De son côté, Gérald Boutin, professeur au département de l'éducation de l'UQAM, croit que les universités devraient faire plus d'efforts pour recruter des hommes en enseignement, sans toutefois aller jusqu'à la discrimination positive. «Les facultés d'éducation devraient mener des opérations séduction pour aller chercher davantage d'hommes. On ne le fait pas suffisamment», dit-il.
Mais ce point de vue est loin de faire l'unanimité. Plusieurs groupes féministes et d'autres experts rejettent vivement cette analyse. Pour Jean-Claude Saint-Amant, professeur retraité de l'Université Laval qui s'est intéressé à cette problématique pendant une quinzaine d'années, il n'y a absolument aucun lien à faire entre la réussite scolaire des garçons et une plus grande présence d'hommes en enseignement.

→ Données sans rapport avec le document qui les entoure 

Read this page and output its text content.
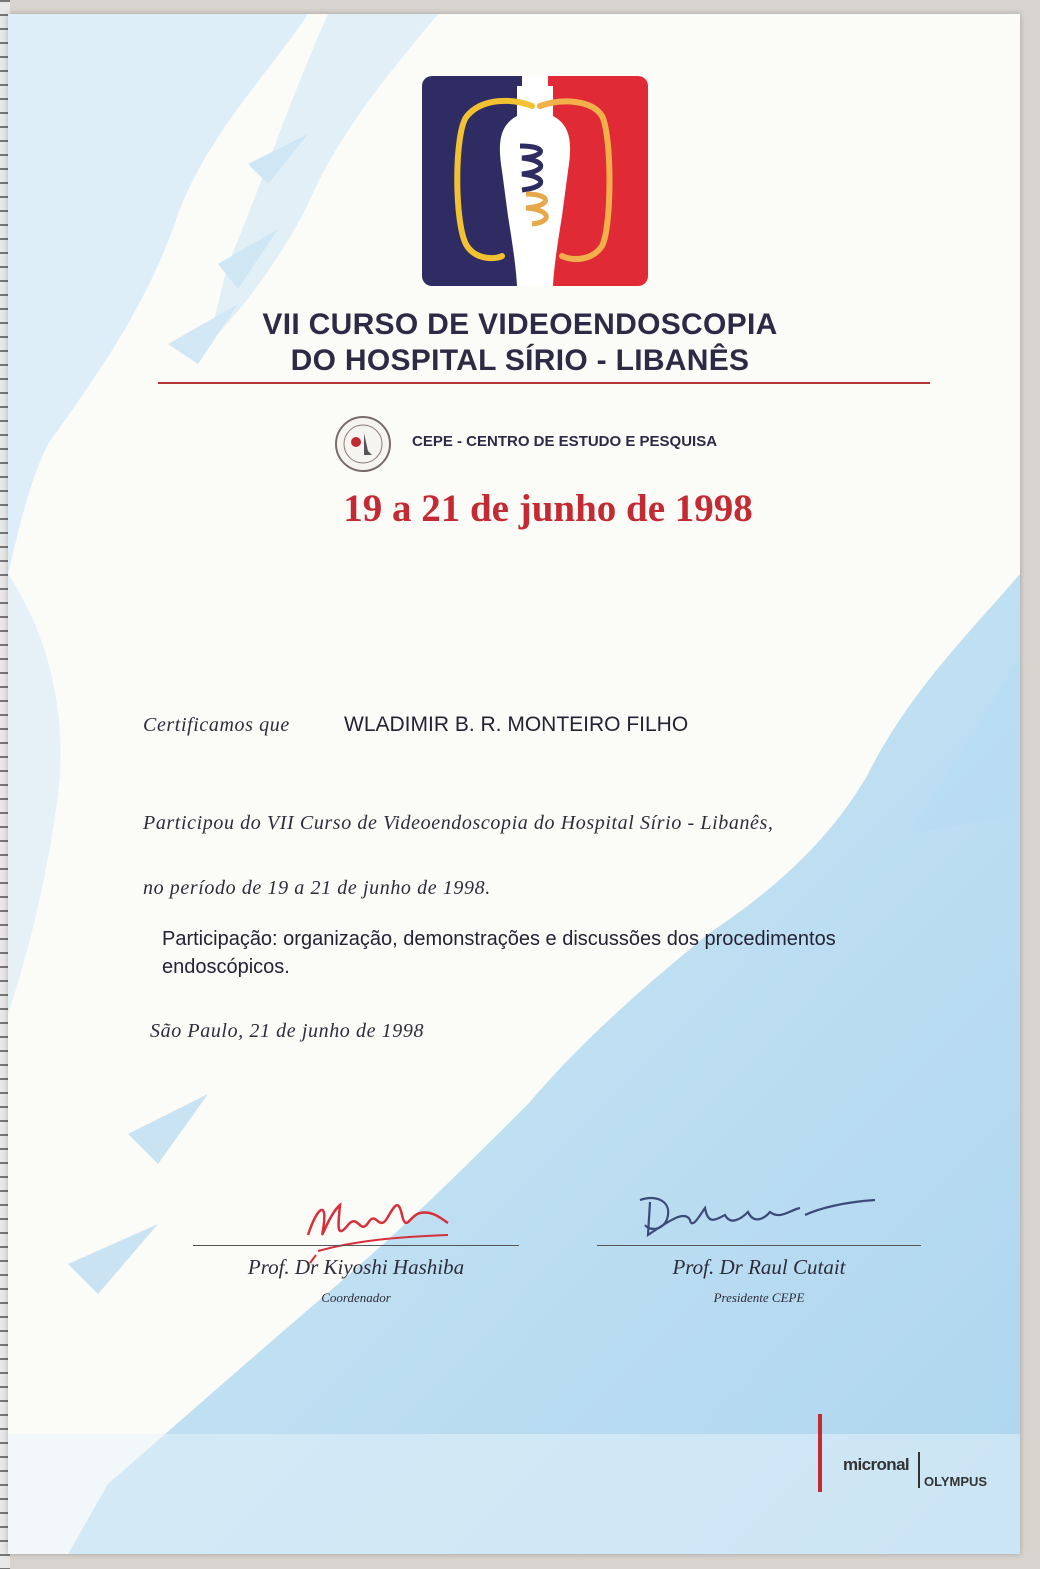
VII CURSO DE VIDEOENDOSCOPIA
DO HOSPITAL SÍRIO - LIBANÊS
CEPE - CENTRO DE ESTUDO E PESQUISA
19 a 21 de junho de 1998
Certificamos que	WLADIMIR B. R. MONTEIRO FILHO
Participou do VII Curso de Videoendoscopia do Hospital Sírio - Libanês,
no período de 19 a 21 de junho de 1998.
Participação: organização, demonstrações e discussões dos procedimentos endoscópicos.
São Paulo, 21 de junho de 1998
Prof. Dr Kiyoshi Hashiba	Prof. Dr Raul Cutait
Coordenador	Presidente CEPE
micronal
OLYMPUS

«C'est absolument farfelu. Il n'y a aucune étude qui démontre ce lien. La Grande-Bretagne a déjà offert des primes salariales aux hommes qui allaient étudier en enseignement, mais une étude a montré que les résultats n'étaient pas là», affirme-t-il, déplorant qu'on fasse porter une partie du blâme aux femmes. M. Saint-Amant ajoute toutefois que peu importe la profession, les «ghettos d'emploi» où on trouve une majorité d'hommes ou de femmes ne sont jamais souhaitables.
De son côté, l'ancienne ministre, Michelle Courchesne, avait répondu à l'appel de Cédric en mettant en place un comité pour se pencher sur la question. Une campagne de valorisation de la profession enseignante est aussi en branle depuis le printemps dernier. Reste à voir ce qu'en pensera Line Beauchamp, la nouvelle ministre de l'Éducation.